Cette vraie fausse idée va confirmer une autre vraie fausse idée qu’elle n’apporte rien au pays. « Nihil sub sole ».
« Notre tâche à nous autres qui sommes allés à l’école des Blancs, ai-je écrit et dit devant un aréopage d’intellectuels et d’élites français du versant nord-est de la métropole lilloise, franchement hostiles à la discrimination chromatique des personnes, comme je le suis moi-même– est de rapporter à nos concitoyens, au mieux des solutions à leurs problèmes fondamentaux d’ existence ou au moins un début de solution à leur misère en les guidant dans la recherche du bon choix ».
Alors, quelle ne fut pas ma surprise de lire que la « Diaspora » burkinabè très récemment réhabilitée a créé un parti politique !!
Est-ce l’urgence du moment ? Cet acte peut rapidement devenir source de conflit inutile comme je la justifie plus haut. Je ne lui souhaite pas bon vent.
Pour mémoire, le glas du Tocsin a sonné, mais il respire encore, me dit-on.
Sa résurrection n’est pas à l’ordre du jour !
- Koffi Yamgnane, en quittant les ors du Palais Bourbon en ce début du 21e siècle, a sérieusement pensé s’installer dans un palais présidentiel à Lomé mais les crocodiles sacrés lui ont brisé les rêves!
Mon jeune confrère Tchala Kessilé, urologue qui m’accompagnait aux meetings régionaux et internationaux de chirurgie et qui a douté de mon avis de se tenir loin de ces « cercles », où tous les coups sont permis, a, lui aussi, connu un sort aux dernières présidentielles béninoises ; identique à celui de son aîné Lionel Zinsou, qui n’aura pas l’occasion de recevoir son condisciple et ami Laurent Fabius dans un grand gala sur une cité lacustre de Cotonou.
J’ai eu l’occasion de le lui dire de vive voix ce 14 février 2017, lors d’une rencontre fortuite à l’aéroport Orly Ouest.
Nous ne nous connaissions pas auparavant, mais nos identités plurielles et notre intérêt commun pour cette région ouest-africaine (le Conseil de l’Entente de notre adolescence, est encore viable) nous oblige à la communication et au dialogue utiles.
Il ne me connaissait pas et a été souriant et peu disert. Je crois qu’il a apprécié.

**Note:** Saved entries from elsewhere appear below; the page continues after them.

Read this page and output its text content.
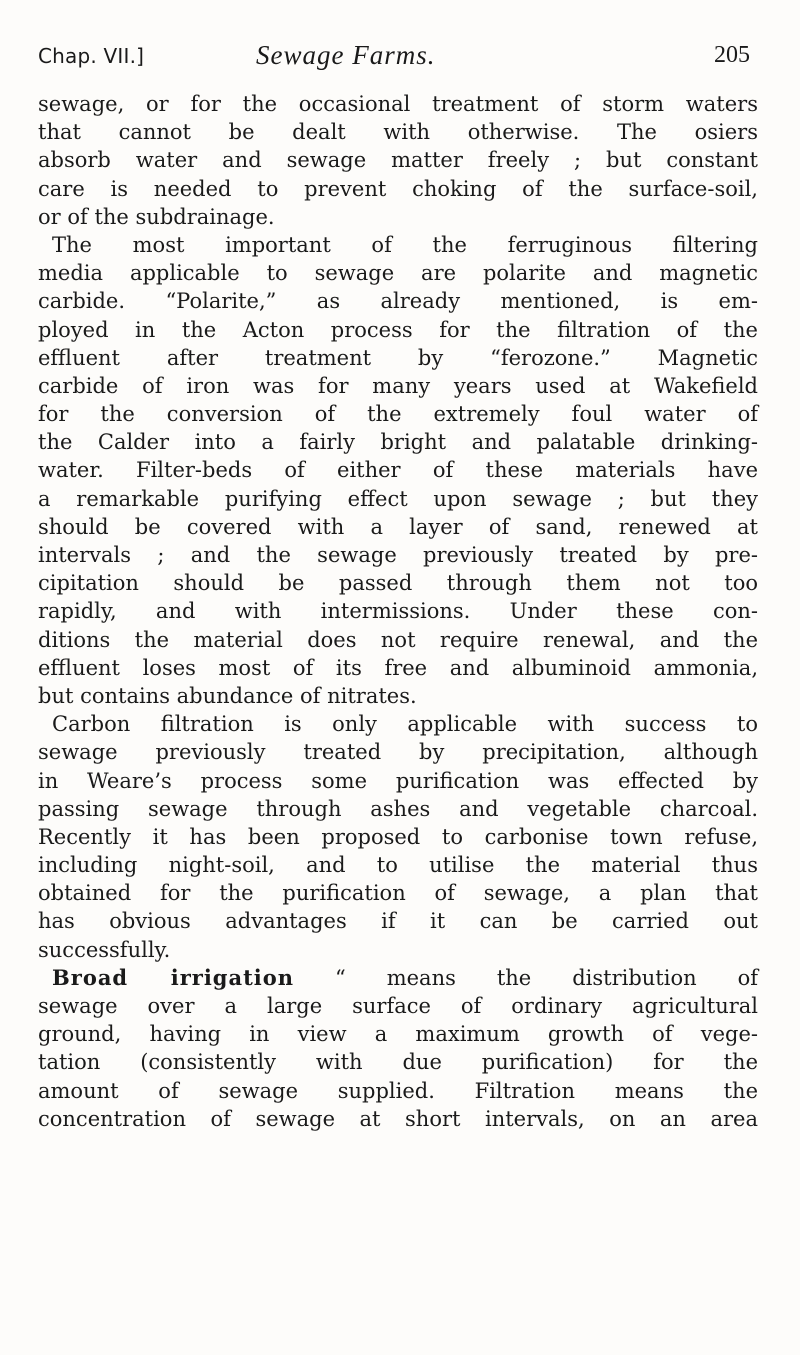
Chap. VII.]	Sewage Farms.	205
sewage, or for the occasional treatment of storm waters
that cannot be dealt with otherwise. The osiers
absorb water and sewage matter freely ; but constant
care is needed to prevent choking of the surface-soil,
or of the subdrainage.
The most important of the ferruginous filtering
media applicable to sewage are polarite and magnetic
carbide. “Polarite,” as already mentioned, is em-
ployed in the Acton process for the filtration of the
effluent after treatment by “ferozone.” Magnetic
carbide of iron was for many years used at Wakefield
for the conversion of the extremely foul water of
the Calder into a fairly bright and palatable drinking-
water. Filter-beds of either of these materials have
a remarkable purifying effect upon sewage ; but they
should be covered with a layer of sand, renewed at
intervals ; and the sewage previously treated by pre-
cipitation should be passed through them not too
rapidly, and with intermissions. Under these con-
ditions the material does not require renewal, and the
effluent loses most of its free and albuminoid ammonia,
but contains abundance of nitrates.
Carbon filtration is only applicable with success to
sewage previously treated by precipitation, although
in Weare’s process some purification was effected by
passing sewage through ashes and vegetable charcoal.
Recently it has been proposed to carbonise town refuse,
including night-soil, and to utilise the material thus
obtained for the purification of sewage, a plan that
has obvious advantages if it can be carried out
successfully.
Broad irrigation “ means the distribution of
sewage over a large surface of ordinary agricultural
ground, having in view a maximum growth of vege-
tation (consistently with due purification) for the
amount of sewage supplied. Filtration means the
concentration of sewage at short intervals, on an area
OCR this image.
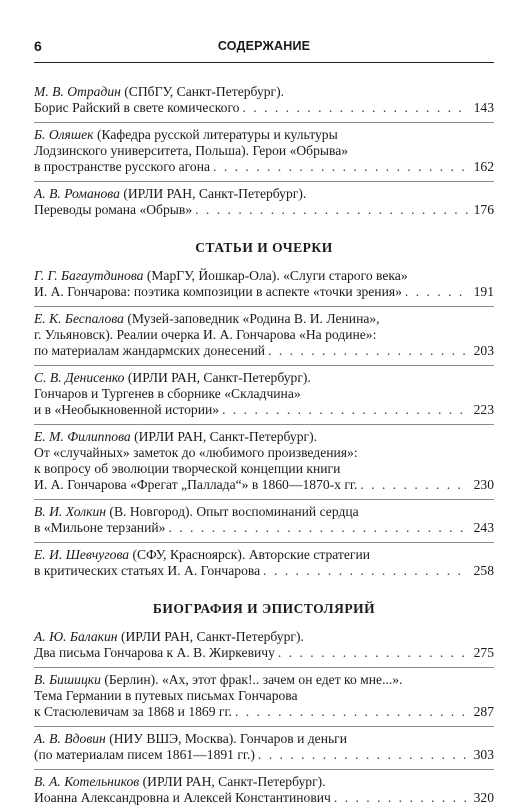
6	СОДЕРЖАНИЕ
М. В. Отрадин (СПбГУ, Санкт-Петербург).
Борис Райский в свете комического . . .	143
Б. Оляшек (Кафедра русской литературы и культуры
Лодзинского университета, Польша). Герои «Обрыва»
в пространстве русского агона . . .	162
А. В. Романова (ИРЛИ РАН, Санкт-Петербург).
Переводы романа «Обрыв» . . .	176
СТАТЬИ И ОЧЕРКИ
Г. Г. Багаутдинова (МарГУ, Йошкар-Ола). «Слуги старого века»
И. А. Гончарова: поэтика композиции в аспекте «точки зрения» . . .	191
Е. К. Беспалова (Музей-заповедник «Родина В. И. Ленина»,
г. Ульяновск). Реалии очерка И. А. Гончарова «На родине»:
по материалам жандармских донесений . . .	203
С. В. Денисенко (ИРЛИ РАН, Санкт-Петербург).
Гончаров и Тургенев в сборнике «Складчина»
и в «Необыкновенной истории» . . .	223
Е. М. Филиппова (ИРЛИ РАН, Санкт-Петербург).
От «случайных» заметок до «любимого произведения»:
к вопросу об эволюции творческой концепции книги
И. А. Гончарова «Фрегат „Паллада“» в 1860—1870-х гг. . . .	230
В. И. Холкин (В. Новгород). Опыт воспоминаний сердца
в «Мильоне терзаний» . . .	243
Е. И. Шевчугова (СФУ, Красноярск). Авторские стратегии
в критических статьях И. А. Гончарова . . .	258
БИОГРАФИЯ И ЭПИСТОЛЯРИЙ
А. Ю. Балакин (ИРЛИ РАН, Санкт-Петербург).
Два письма Гончарова к А. В. Жиркевичу . . .	275
В. Бишицки (Берлин). «Ах, этот фрак!.. зачем он едет ко мне...».
Тема Германии в путевых письмах Гончарова
к Стасюлевичам за 1868 и 1869 гг. . . .	287
А. В. Вдовин (НИУ ВШЭ, Москва). Гончаров и деньги
(по материалам писем 1861—1891 гг.) . . .	303
В. А. Котельников (ИРЛИ РАН, Санкт-Петербург).
Иоанна Александровна и Алексей Константинович . . .	320
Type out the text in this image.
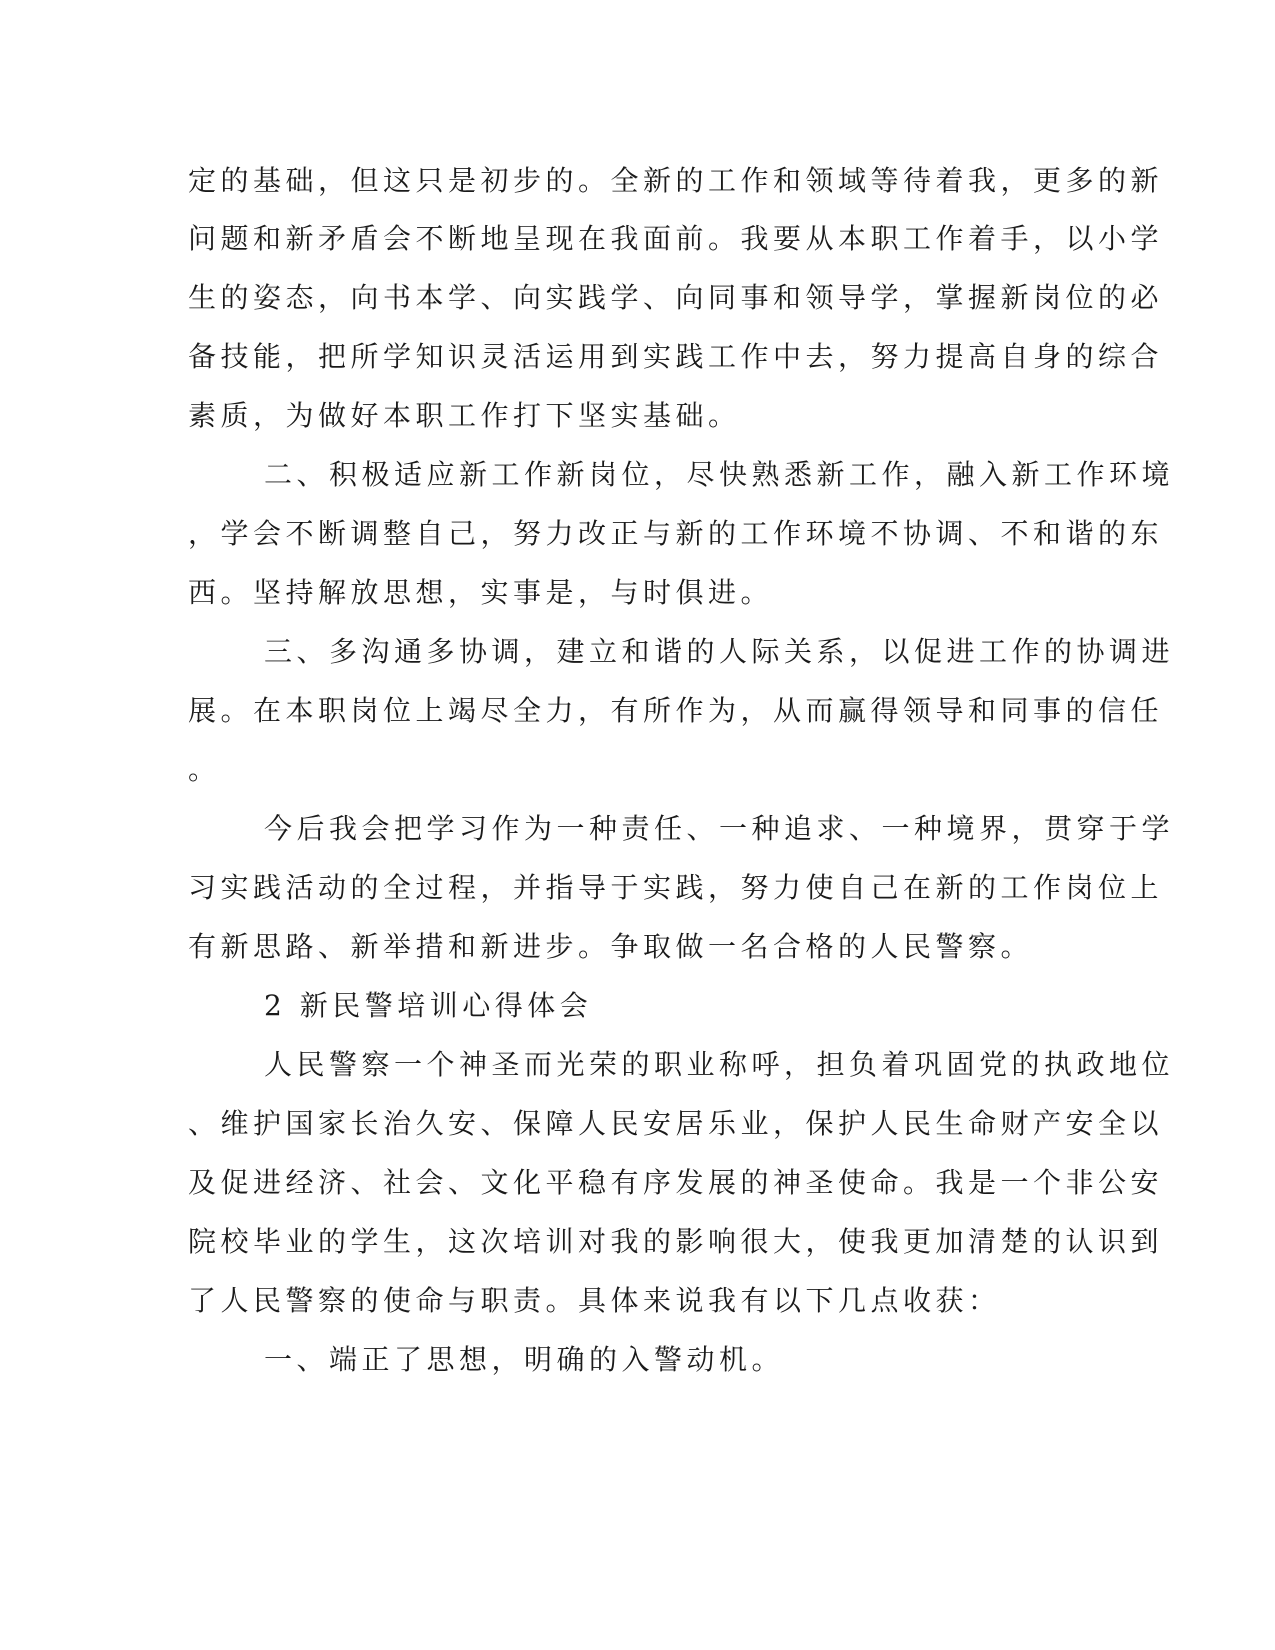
定的基础，但这只是初步的。全新的工作和领域等待着我，更多的新
问题和新矛盾会不断地呈现在我面前。我要从本职工作着手，以小学
生的姿态，向书本学、向实践学、向同事和领导学，掌握新岗位的必
备技能，把所学知识灵活运用到实践工作中去，努力提高自身的综合
素质，为做好本职工作打下坚实基础。
二、积极适应新工作新岗位，尽快熟悉新工作，融入新工作环境
，学会不断调整自己，努力改正与新的工作环境不协调、不和谐的东
西。坚持解放思想，实事是，与时俱进。
三、多沟通多协调，建立和谐的人际关系，以促进工作的协调进
展。在本职岗位上竭尽全力，有所作为，从而赢得领导和同事的信任
。
今后我会把学习作为一种责任、一种追求、一种境界，贯穿于学
习实践活动的全过程，并指导于实践，努力使自己在新的工作岗位上
有新思路、新举措和新进步。争取做一名合格的人民警察。
2 新民警培训心得体会
人民警察一个神圣而光荣的职业称呼，担负着巩固党的执政地位
、维护国家长治久安、保障人民安居乐业，保护人民生命财产安全以
及促进经济、社会、文化平稳有序发展的神圣使命。我是一个非公安
院校毕业的学生，这次培训对我的影响很大，使我更加清楚的认识到
了人民警察的使命与职责。具体来说我有以下几点收获：
一、端正了思想，明确的入警动机。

Avant-hier, ils sont venus libres, plutôt libérés des chaînes, mais coiffés de chapeaux melon et chaussés de bottes de cuir, pour respirer l’air libre de la côte ouest-africaine qu’ils avaient perdu avec la complicité de leurs congénères.

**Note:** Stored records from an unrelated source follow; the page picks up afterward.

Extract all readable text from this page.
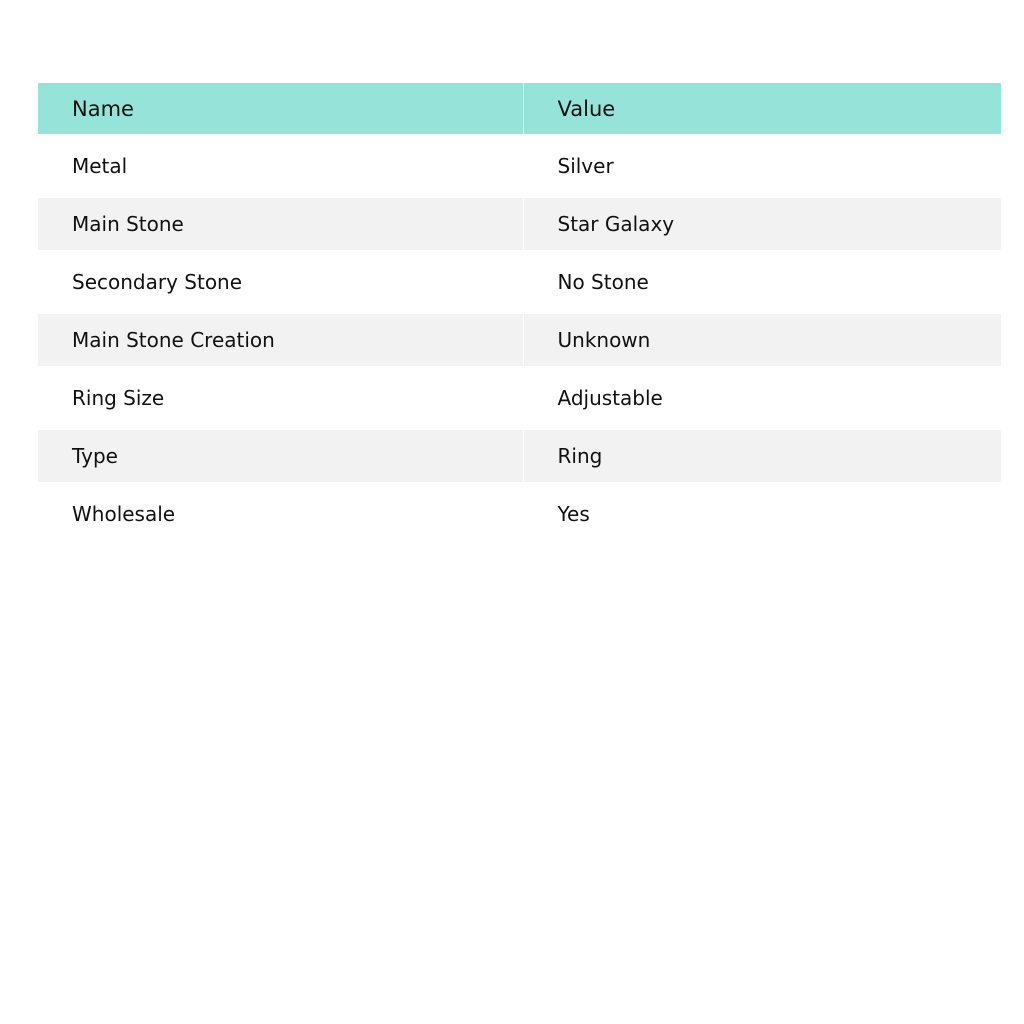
Name	Value
Metal	Silver
Main Stone	Star Galaxy
Secondary Stone	No Stone
Main Stone Creation	Unknown
Ring Size	Adjustable
Type	Ring
Wholesale	Yes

Puis ils ont écarté les « natives »… Le reste, on n’en parle pas. L’horreur…
Comparaison n’est pas raison. Mais le risque théorique est réel.
Car le monde a changé ; il faut changer de paradigme ; il faut créer le climat propice au « vivre-ensemble » expression française.

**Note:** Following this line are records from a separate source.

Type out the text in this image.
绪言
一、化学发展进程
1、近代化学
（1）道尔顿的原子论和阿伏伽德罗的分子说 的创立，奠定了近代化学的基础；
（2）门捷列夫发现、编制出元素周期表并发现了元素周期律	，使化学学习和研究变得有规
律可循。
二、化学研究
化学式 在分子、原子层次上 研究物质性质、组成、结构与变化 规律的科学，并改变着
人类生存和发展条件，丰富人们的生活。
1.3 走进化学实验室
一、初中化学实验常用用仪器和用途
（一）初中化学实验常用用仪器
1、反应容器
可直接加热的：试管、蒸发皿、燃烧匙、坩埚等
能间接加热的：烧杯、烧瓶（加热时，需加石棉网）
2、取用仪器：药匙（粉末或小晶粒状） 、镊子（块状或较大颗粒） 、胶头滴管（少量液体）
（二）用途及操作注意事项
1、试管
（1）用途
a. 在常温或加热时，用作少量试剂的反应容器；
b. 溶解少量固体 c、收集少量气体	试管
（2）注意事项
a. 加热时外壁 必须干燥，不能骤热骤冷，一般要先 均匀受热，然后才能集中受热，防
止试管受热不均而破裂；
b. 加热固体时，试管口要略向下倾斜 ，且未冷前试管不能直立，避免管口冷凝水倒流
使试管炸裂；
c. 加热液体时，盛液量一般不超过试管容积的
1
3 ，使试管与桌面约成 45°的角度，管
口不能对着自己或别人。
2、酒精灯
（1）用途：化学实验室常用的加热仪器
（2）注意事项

Je ne stigmatise point les générations passées ou actuelles de nos pays. Elles ont fait progresser ces pays avec « les moyens du bord » mais « ce n’est pas arrivé » expression burkinabè.
La contribution de la diaspora burkinabè dynamisée sera une addition, voire une multiplication et non une soustraction et encore moins une division !
En exemple, les problèmes de santé et de développement sanitaire ne peuvent avoir un début de solution que dans une intégration républicaine de la fraction Diaspora. La toute première déclaration du Premier ministre à l’Assemblée nationale avait un sens profond.
Peu de gens le comprennent, tant il y a la « trouille de » perdre son acquis aveugle !
Le Burkina a besoin de partir sur des bases inclusives solides car la demande de justice et de progrès est immense, pressante. Heureusement, les espoirs sont permis :
– fin des écoles sous paillottes ;
lycées provinciaux, avec internat ;
– attribution de bourses au mérite, même et surtout aux culs terreux dont je suis un exemple ;
– suppression des bourses ministérielles dont le but était de perpétuer la « consanguinité intellectuelle », risque majeur de disparition du génie de notre peuple par extinction de son génie propre j’allais dire- « libéré » !
L’optimisme est partagé par toutes les générations.
Reste la mise en œuvre qui devra tenir compte des aptitudes de transfert de technologie, de connaissances, de savoirs et savoir-faire.
Toutes choses qui manquent cruellement au Burkina. C’est une des tâches principales dévolues à la diaspora.
« ON » dit que l’auteur de ces lignes est fou. Mais qui est fou ? Le fou est celui qui a tout perdu sauf la raison.
On le constate chaque jour dans la rubrique qui lui est dédiée dans « lepays.bf », lecture de premier choix de la diaspora.